If the EU is happy to satisfy the UK’s concerns about these red lines, to respect them and not to cross them, then a deal may be possible. If not, then the UK will have used the time spent on exploring the possibility of such a deal with the EU in order to conclude free trade agreements with other trading partners, such as the United States, which will be timed to come into effect at the conclusion of the mutually agreed extension to Article fifty. Needless to say, the UK’s red lines with respect to a free trade deal with the EU will apply equally to our negotiations with the US and other prospective trade partners.
Trading with the rest of the world in accordance with WTO rules, which a truly independent and sovereign United Kingdom will be well placed to help shape to our further economic advantage, is a desideratum rather than something to be feared. As a nation, we are in the enviable position, did the political pygmies in parliament but know it, of facing, not a binary choice between bilateral free trade arrangements and trading by WTO rules but a veritable smorgasbord of global trading opportunities.
Revocation of Article fifty is, of course, out of the question and would precipitate a constitutional crisis of parliament against the people, which parliament would be well advised to avoid.
For the same reason, a further referendum on the EU before the result of the 2016 one has been implemented would be the negation of democracy and is consequently ruled out.
Treason May’s abominable surrender treaty is not Brexit but Brino and would purport to make the UK a rule-taking vassal state of EU serfs in perpetuity. For example, through the operation of its Protocol (ie backstop) it would effectively lock the UK into a permanent customs union with the EU, preventing us from pursuing an independent trade policy with the rest of the world.
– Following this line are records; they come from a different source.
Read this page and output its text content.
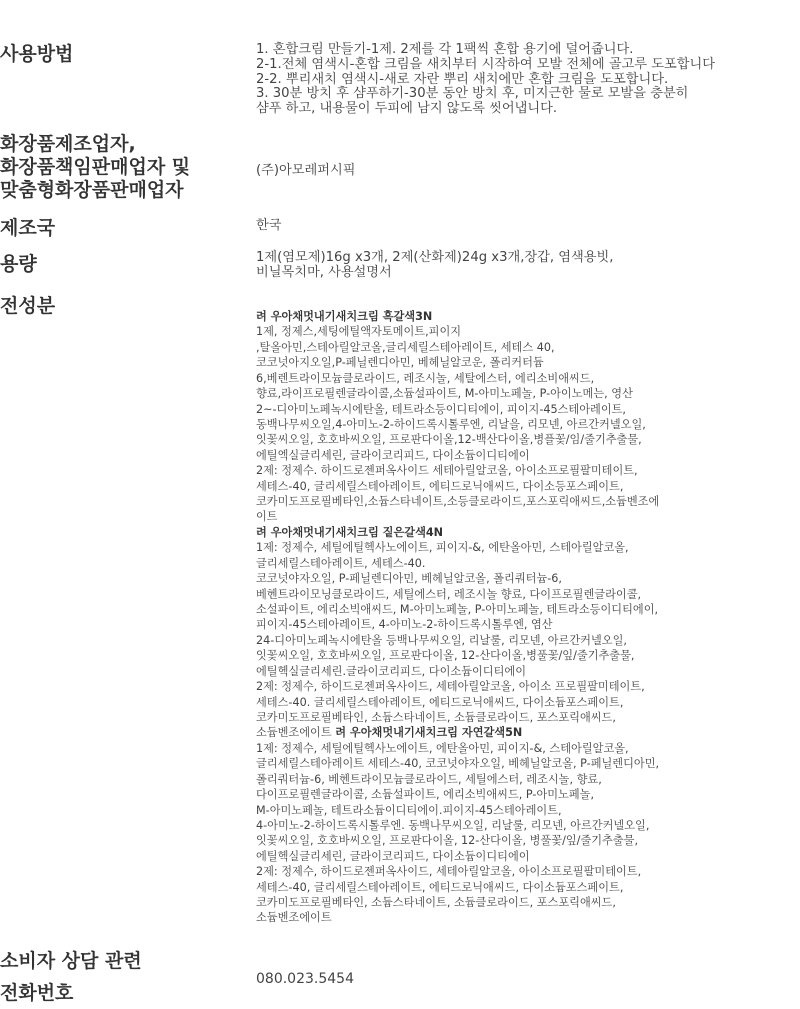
사용방법	1. 혼합크림 만들기-1제. 2제를 각 1팩씩 혼합 용기에 덜어줍니다.
2-1.전체 염색시-혼합 크림을 새치부터 시작하여 모발 전체에 골고루 도포합니다
2-2. 뿌리새치 염색시-새로 자란 뿌리 새치에만 혼합 크림을 도포합니다.
3. 30분 방치 후 샴푸하기-30분 동안 방치 후, 미지근한 물로 모발을 충분히
샴푸 하고, 내용물이 두피에 남지 않도록 씻어냅니다.
화장품제조업자,
화장품책임판매업자 및
맞춤형화장품판매업자
(주)아모레퍼시픽
제조국	한국
용량	1제(염모제)16g x3개, 2제(산화제)24g x3개,장갑, 염색용빗,
비닐목치마, 사용설명서
전성분	려 우아채멋내기새치크림 흑갈색3N
1제, 정제스,세팅에틸액자토메이트,피이지
,탈올아민,스테아릴알코올,글리세릴스테아레이트, 세테스 40,
코코넛아지오일,P-페닐렌디아민, 베헤닐알코운, 폴리커터듐
6,베렌트라이모늄클로라이드, 레조시놀, 세탈에스터, 에리소비애씨드,
향료,라이프로필렌글라이콜,소듐설파이트, M-아미노페놀, P-아이노메는, 영산
2~-디아미노페녹시에탄올, 테트라소등이디티에이, 피이지-45스테아레이트,
동백나무씨오일,4-아미노-2-하이드록시톨루엔, 리날을, 리모넨, 아르간커넬오일,
잇꽃씨오일, 호호바씨오일, 프로판다이올,12-백산다이올,병플꽃/임/줄기추출물,
에틸엑실글리세린, 글라이코리피드, 다이소듐이디티에이
2제: 정제수. 하이드로젠퍼옥사이드 세테아릴알코올, 아이소프로필팔미테이트,
세테스-40, 글리세릴스테아레이트, 에티드로닉애씨드, 다이소등포스페이트,
코카미도프로필베타인,소듐스타네이트,소등클로라이드,포스포릭애씨드,소듐벤조에
이트
려 우아채멋내기새치크림 짙은갈색4N
1제: 정제수, 세틸에틸헥사노에이트, 피이지-&, 에탄올아민, 스테아릴알코올,
글리세릴스테아레이트, 세테스-40.
코코넛야자오일, P-페닐렌디아민, 베헤닐알코올, 폴리쿼터늄-6,
베헨트라이모닝클로라이드, 세틸에스터, 레조시놀 향료, 다이프로필렌글라이콜,
소설파이트, 에리소빅애씨드, M-아미노페놀, P-아미노페놀, 테트라소등이디티에이,
피이지-45스테아레이트, 4-아미노-2-하이드록시톨루엔, 염산
24-디아미노페녹시에탄올 등백나무씨오일, 리날룰, 리모넨, 아르간커넬오일,
잇꽃씨오일, 호호바씨오일, 프로판다이올, 12-산다이올,병풀꽃/잎/줄기추출물,
에틸헥실글리세린.글라이코리피드, 다이소듐이디티에이
2제: 정제수, 하이드로젠퍼옥사이드, 세테아릴알코올, 아이소 프로필팔미테이트,
세테스-40. 글리세릴스테아레이트, 에티드로닉애씨드, 다이소듐포스페이트,
코카미도프로필베타인, 소듐스타네이트, 소듐클로라이드, 포스포릭애씨드,
소듐벤조에이트 려 우아채멋내기새치크림 자연갈색5N
1제: 정제수, 세틸에틸헥사노에이트, 에탄올아민, 피이지-&, 스테아릴알코올,
글리세릴스테아레이트 세테스-40, 코코넛야자오일, 베헤닐알코올, P-페닐렌디아민,
폴리쿼터늄-6, 베헨트라이모늄클로라이드, 세틸에스터, 레조시놀, 향료,
다이프로필렌글라이콜, 소듐설파이트, 에리소빅애씨드, P-아미노페놀,
M-아미노페놀, 테트라소듐이디티에이.피이지-45스테아레이트,
4-아미노-2-하이드록시톨루엔. 동백나무씨오일, 리날룰, 리모넨, 아르간커넬오일,
잇꽃씨오일, 호호바씨오일, 프로판다이올, 12-산다이올, 병풀꽃/잎/줄기추출물,
에틸헥실글리세린, 글라이코리피드, 다이소듐이디티에이
2제: 정제수, 하이드로젠퍼옥사이드, 세테아릴알코올, 아이소프로필팔미테이트,
세테스-40, 글리세릴스테아레이트, 에티드로닉애씨드, 다이소듐포스페이트,
코카미도프로필베타인, 소듐스타네이트, 소듐클로라이드, 포스포릭애씨드,
소듐벤조에이트
소비자 상담 관련
전화번호
080.023.5454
It borders on the surreal. If it were ever to be approved by parliament it would be repudiated on day one of a future patriotic government, any advice by international lawyers to the contrary notwithstanding.
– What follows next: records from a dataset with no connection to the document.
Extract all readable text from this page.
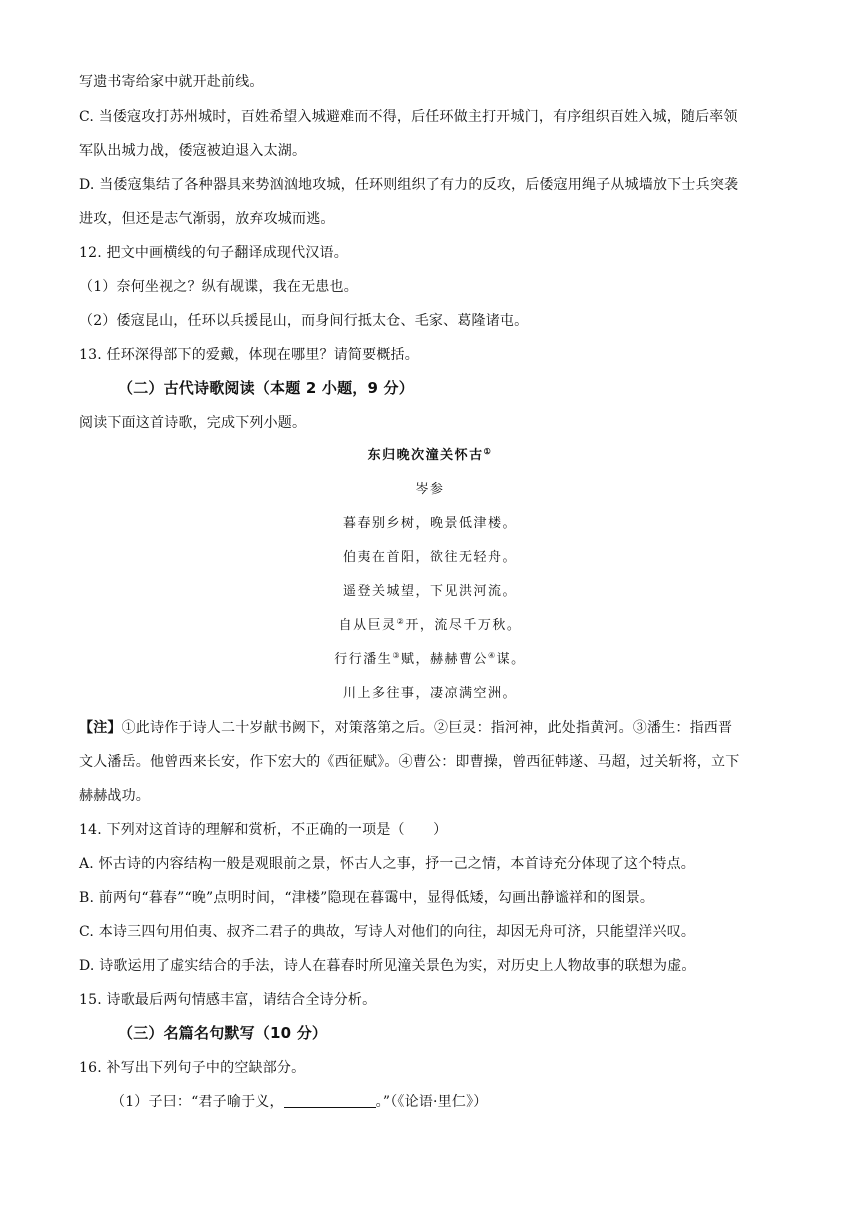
写遗书寄给家中就开赴前线。
C. 当倭寇攻打苏州城时，百姓希望入城避难而不得，后任环做主打开城门，有序组织百姓入城，随后率领
军队出城力战，倭寇被迫退入太湖。
D. 当倭寇集结了各种器具来势汹汹地攻城，任环则组织了有力的反攻，后倭寇用绳子从城墙放下士兵突袭
进攻，但还是志气渐弱，放弃攻城而逃。
12. 把文中画横线的句子翻译成现代汉语。
（1）奈何坐视之？纵有觇谍，我在无患也。
（2）倭寇昆山，任环以兵援昆山，而身间行抵太仓、毛家、葛隆诸屯。
13. 任环深得部下的爱戴，体现在哪里？请简要概括。
（二）古代诗歌阅读（本题 2 小题，9 分）
阅读下面这首诗歌，完成下列小题。
东归晚次潼关怀古①
岑参
暮春别乡树，晚景低津楼。
伯夷在首阳，欲往无轻舟。
遥登关城望，下见洪河流。
自从巨灵②开，流尽千万秋。
行行潘生③赋，赫赫曹公④谋。
川上多往事，凄凉满空洲。
【注】①此诗作于诗人二十岁献书阙下，对策落第之后。②巨灵：指河神，此处指黄河。③潘生：指西晋
文人潘岳。他曾西来长安，作下宏大的《西征赋》。④曹公：即曹操，曾西征韩遂、马超，过关斩将，立下
赫赫战功。
14. 下列对这首诗的理解和赏析，不正确的一项是（　　）
A. 怀古诗的内容结构一般是观眼前之景，怀古人之事，抒一己之情，本首诗充分体现了这个特点。
B. 前两句“暮春”“晚”点明时间，“津楼”隐现在暮霭中，显得低矮，勾画出静谧祥和的图景。
C. 本诗三四句用伯夷、叔齐二君子的典故，写诗人对他们的向往，却因无舟可济，只能望洋兴叹。
D. 诗歌运用了虚实结合的手法，诗人在暮春时所见潼关景色为实，对历史上人物故事的联想为虚。
15. 诗歌最后两句情感丰富，请结合全诗分析。
（三）名篇名句默写（10 分）
16. 补写出下列句子中的空缺部分。
（1）子曰：“君子喻于义，	。”（《论语·里仁》）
Other, half-in, half-out propositions, as well as continued membership of the single market and/or the (or a new) customs union, fail to respect the result of the 2016 referendum and are for that reason unacceptable.
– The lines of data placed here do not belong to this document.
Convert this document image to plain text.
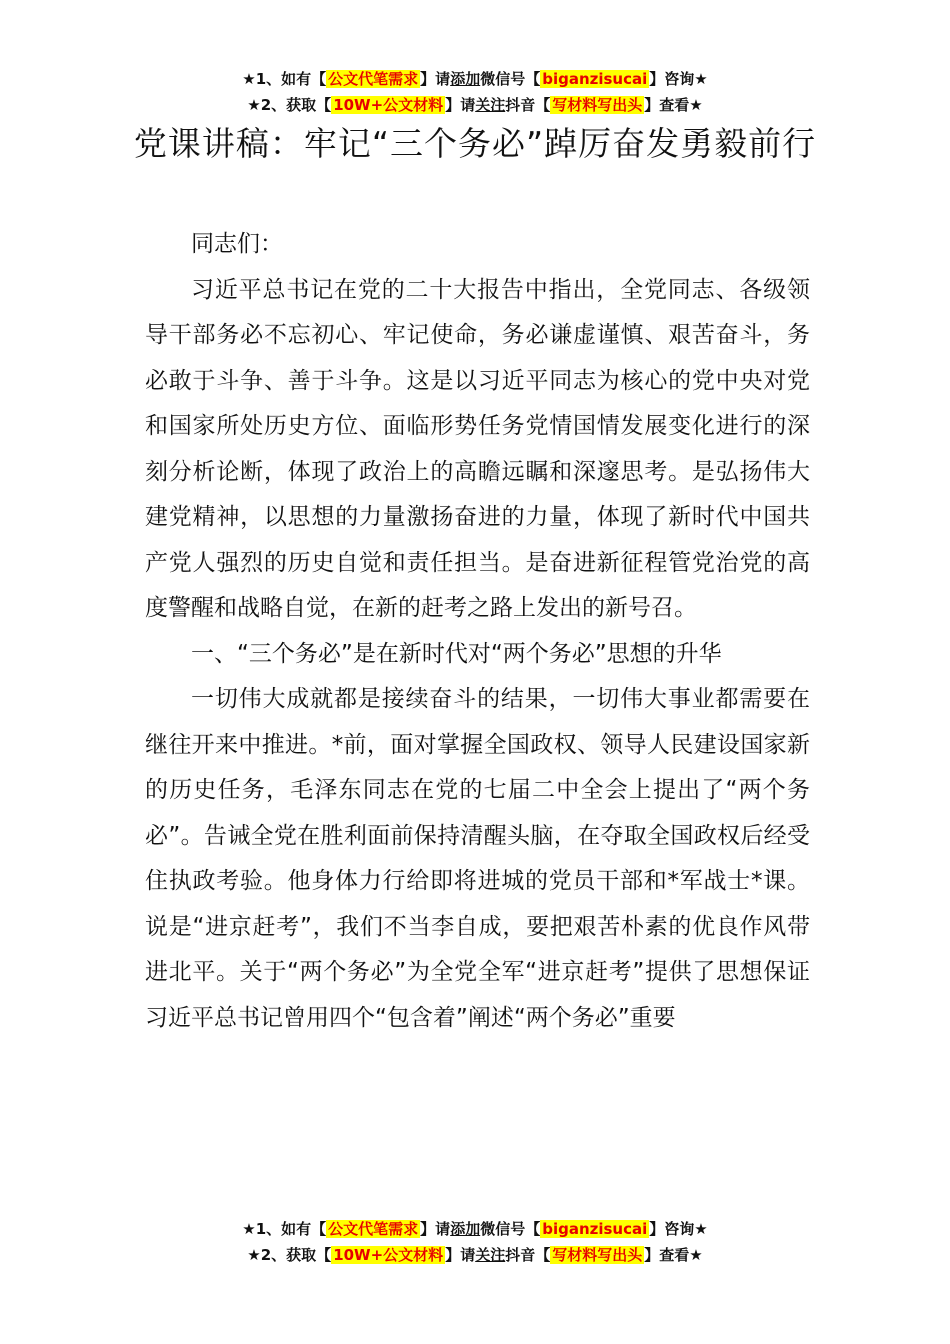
★1、如有【 公文代笔需求 】请添加微信号【 biganzisucai 】咨询★
★2、获取【 10W+公文材料 】请关注抖音【 写材料写出头 】查看★
党课讲稿：牢记“三个务必”踔厉奋发勇毅前行

同志们：

习近平总书记在党的二十大报告中指出，全党同志、各级领导干部务必不忘初心、牢记使命，务必谦虚谨慎、艰苦奋斗，务必敢于斗争、善于斗争。这是以习近平同志为核心的党中央对党和国家所处历史方位、面临形势任务党情国情发展变化进行的深刻分析论断，体现了政治上的高瞻远瞩和深邃思考。是弘扬伟大建党精神，以思想的力量激扬奋进的力量，体现了新时代中国共产党人强烈的历史自觉和责任担当。是奋进新征程管党治党的高度警醒和战略自觉，在新的赶考之路上发出的新号召。

一、“三个务必”是在新时代对“两个务必”思想的升华

一切伟大成就都是接续奋斗的结果，一切伟大事业都需要在继往开来中推进。*前，面对掌握全国政权、领导人民建设国家新的历史任务，毛泽东同志在党的七届二中全会上提出了“两个务必”。告诫全党在胜利面前保持清醒头脑，在夺取全国政权后经受住执政考验。他身体力行给即将进城的党员干部和*军战士*课。说是“进京赶考”，我们不当李自成，要把艰苦朴素的优良作风带进北平。关于“两个务必”为全党全军“进京赶考”提供了思想保证习近平总书记曾用四个“包含着”阐述“两个务必”重要

★1、如有【 公文代笔需求 】请添加微信号【 biganzisucai 】咨询★
★2、获取【 10W+公文材料 】请关注抖音【 写材料写出头 】查看★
No relationship with the EU that fails to restore and guarantee to the British people full and unfettered control of our parliament, laws, borders, fisheries, money and trade is acceptable. The EU’s four enslavements, which in their newspeak they style ‘freedoms’, are denounced and rejected as the unwarrantable infringements of national sovereignty they are.
In the absence of a long extension of Article fifty an exit on WTO terms as the legal default, indicative votes in parliament notwithstanding, is looking more likely by the day. All that is lacking for the moment is the national leadership to embrace the prospect and make it the resounding success it will without a doubt become.